Does all this cold reality mean that I should give up my daily feed of graduations, medical emergencies, birthdays, and motel ads? Here's a bit of what goes into my consideration of this question. (Do you think I might be fooling myself?)
  • I'm deeply skeptical about the ability of any Internet-based company, no matter how idealistic, to guard my data. In the very rare instances where I need reasonable security, I use a VPN and encryption. (In a couple of cases I also use two-factor authentication.) But even those measures are far from perfect; my biggest defense, realistically, is my own unimportance in the context of the Internet's billions of participants.
  • Similarly, I don't resent Facebook's success, because it's that very success in signing up a significant proportion of Earth's population that allows me to stay in touch with so many families, friends, church organizations, and content providers. Furthermore, the more subscribers Facebook has, the more invisible I become as just one individual. Facebook may make assumptions about my tastes and politics, but I'm interesting to their marketers only as part of a market segment, not as an individual.
  • I militantly ignore news bulletins and rumors in Facebook and Vkontakte unless they're convenient to verify. Their sources likely have a political, emotional, or commercial stake in how I respond.
  • Finally, to be honest, I'm not sure that I want total invisibility. I live on this planet; my friends and I take up some space here. If I occupy a few bytes of data in a few databases, at least I've registered my existence. It's not the personal details that I resent sharing; as I said in part one, what matters to me is the system's trustworthiness in not using those details against us. To demand trust, to participate in the political process of building that trust, might require some thoughtful compromises.

Betsy Kent hopes you don't abandon Facebook. Does she make the case?

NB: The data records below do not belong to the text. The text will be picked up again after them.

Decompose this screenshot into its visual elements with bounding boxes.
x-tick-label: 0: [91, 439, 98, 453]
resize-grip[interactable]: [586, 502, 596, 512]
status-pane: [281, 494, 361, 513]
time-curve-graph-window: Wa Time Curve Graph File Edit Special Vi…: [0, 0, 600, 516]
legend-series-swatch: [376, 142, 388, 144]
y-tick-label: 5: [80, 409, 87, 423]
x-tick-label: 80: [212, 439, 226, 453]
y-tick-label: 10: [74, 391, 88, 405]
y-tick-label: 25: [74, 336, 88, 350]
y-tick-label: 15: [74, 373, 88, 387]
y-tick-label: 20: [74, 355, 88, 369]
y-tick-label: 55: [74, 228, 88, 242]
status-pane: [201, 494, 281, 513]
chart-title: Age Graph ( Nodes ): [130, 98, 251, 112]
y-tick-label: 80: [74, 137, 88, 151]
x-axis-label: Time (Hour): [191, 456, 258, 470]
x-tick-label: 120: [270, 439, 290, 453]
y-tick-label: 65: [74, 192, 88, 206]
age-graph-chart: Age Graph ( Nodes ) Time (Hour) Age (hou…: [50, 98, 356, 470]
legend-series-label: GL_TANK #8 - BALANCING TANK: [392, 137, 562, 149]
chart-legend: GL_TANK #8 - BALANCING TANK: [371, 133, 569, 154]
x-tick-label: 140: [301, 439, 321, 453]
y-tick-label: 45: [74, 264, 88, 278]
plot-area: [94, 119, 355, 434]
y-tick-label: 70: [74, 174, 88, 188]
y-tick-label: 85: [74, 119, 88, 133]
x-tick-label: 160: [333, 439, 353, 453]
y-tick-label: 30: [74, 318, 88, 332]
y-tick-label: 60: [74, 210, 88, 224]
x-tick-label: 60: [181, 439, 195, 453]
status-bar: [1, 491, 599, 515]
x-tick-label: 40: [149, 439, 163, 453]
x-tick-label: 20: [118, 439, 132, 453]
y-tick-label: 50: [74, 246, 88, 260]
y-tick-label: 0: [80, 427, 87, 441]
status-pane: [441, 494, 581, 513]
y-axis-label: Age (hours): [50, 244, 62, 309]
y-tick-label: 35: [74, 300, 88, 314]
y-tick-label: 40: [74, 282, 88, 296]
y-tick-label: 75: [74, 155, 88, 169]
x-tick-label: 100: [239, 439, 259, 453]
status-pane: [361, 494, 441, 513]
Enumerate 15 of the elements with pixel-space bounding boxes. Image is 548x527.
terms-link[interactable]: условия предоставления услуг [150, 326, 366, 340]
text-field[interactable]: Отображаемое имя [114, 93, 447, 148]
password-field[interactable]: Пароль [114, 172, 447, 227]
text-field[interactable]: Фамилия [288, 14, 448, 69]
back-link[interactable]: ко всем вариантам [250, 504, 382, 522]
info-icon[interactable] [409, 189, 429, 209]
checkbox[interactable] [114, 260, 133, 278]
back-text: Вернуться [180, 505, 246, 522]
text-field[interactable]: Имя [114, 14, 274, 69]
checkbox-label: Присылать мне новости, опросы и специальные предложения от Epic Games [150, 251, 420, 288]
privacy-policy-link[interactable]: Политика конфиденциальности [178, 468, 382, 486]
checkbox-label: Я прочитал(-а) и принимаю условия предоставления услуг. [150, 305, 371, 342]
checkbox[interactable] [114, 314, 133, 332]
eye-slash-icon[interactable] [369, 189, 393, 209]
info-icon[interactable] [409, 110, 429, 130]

On the digitally revealed life ... and the difference between emotions and feelings.

Yasha Levine (Surveillance Valley) on Kevin Rothrock's The Russia Guy.

A religious journalist on Waffle House hero vs Waffle House gunman.

On the racial demons that may help explain evangelical support for Donald Trump. (Lots of helpful links.)

Are you and I missionaries in a secular land? ("Christendom has died. Not Christianity, statistically, but Christendom.")

From Moscow!


John H. Maurer (No relation) said...

I have been on the Internet since before there was an Internet (it was called the World wide web then). I have never gotten on facebook or any other social network for the same reason I got rid of my television thirty years ago. I believe marketers exist solely to try to get me to buy things I don't want for money I don't haveand to seduce me into mammon instead of Christ. And Facebook etc. are all about marketing. From recent news I've decided that snooping is another good reason. And I have VPN on all the time.

Johan Maurer said...

Hello, John! Your priorities make a lot of sense to me.

I want to push back on the definition of marketers, having worked with some of the best. An ethical marketer works hard to connect people for honest transactions based on their highest shared values.

I agree that snooping is bad. I still think that the power to invade privacy is very much like the power to destroy.